Digital twins are revolutionizing the supercomputing industry. We have spent the past couple of years developing a digital twin framework that can readily be used to create a digital representation of any liquid-cooled supercomputer. The approach can model the power and cooling of the entire system, replay or reschedule workloads previously run on the system, and has an augmented and virtual reality component for interacting with the virtual supercomputer, as well as a web-based dashboard for launching “what-if” experiments. ExaDigiT was presented in the main track at SC24 (doi:10.1109/SC41406.2024.00029) and currently has an open-source community consisting of about 120 researchers from top supercomputing centers and HPC industry partners from around the world. The main landing page of the project (with links to source code and a 2-minute video demo) and links to detailed papers published on the various components is available at https://exadigit.github.io.

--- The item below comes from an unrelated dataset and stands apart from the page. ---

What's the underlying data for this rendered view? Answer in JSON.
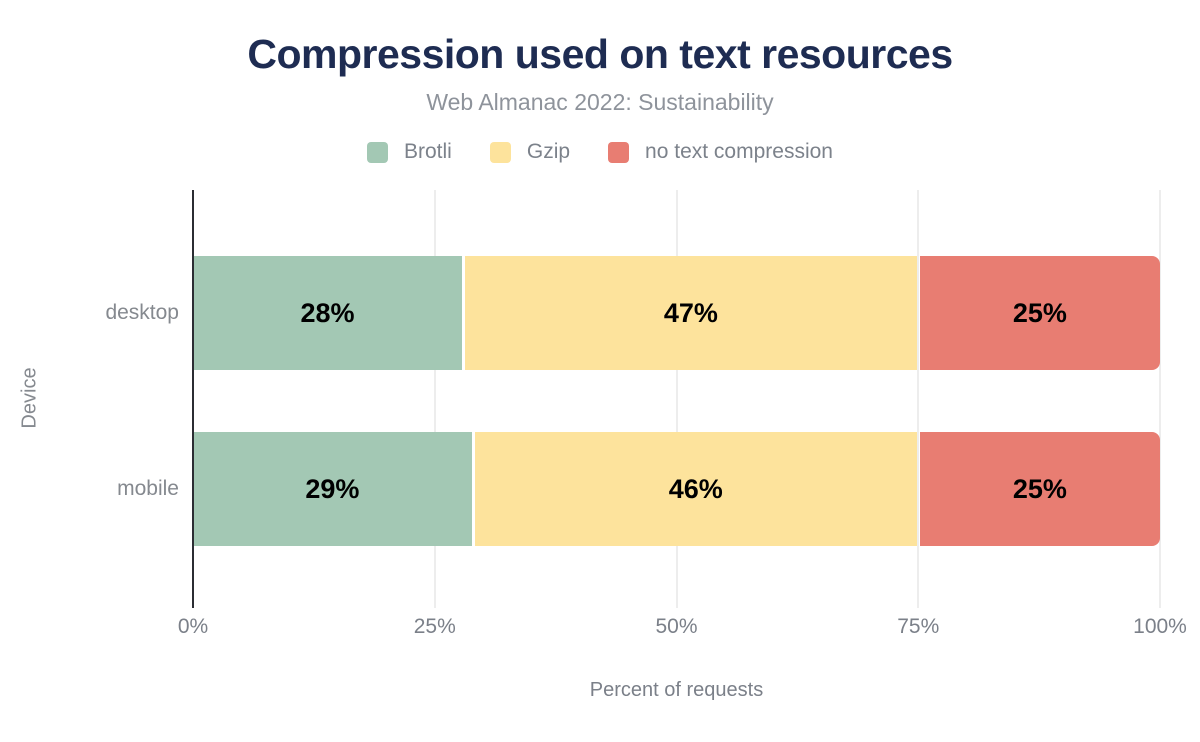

In this BoF, we will first give an overview of the digital twin framework. We will hear from several leading experts who are using digital twins for studying HPC system optimization, energy efficiency, failure prediction, etc. The goal of the BoF is the introduce ExaDigiT to a broad community of attendees that are interested in developing HPC digital twins of their own systems. We aim to gather interested parties together and start a community discussion on the utility of ExaDiGiT-like twins for HPC systems, gather novel use cases, share experiences and network in an informal environment.
Organizers:
Format
On Site
Targeted Audience
Target audience: Researchers and practitioners from HPC centers interested in system operations, telemetry, optimization, and digital twins for system modeling, energy efficiency, and workload optimization. The session is also relevant for those involved in planning, procuring, or designing future HPC systems.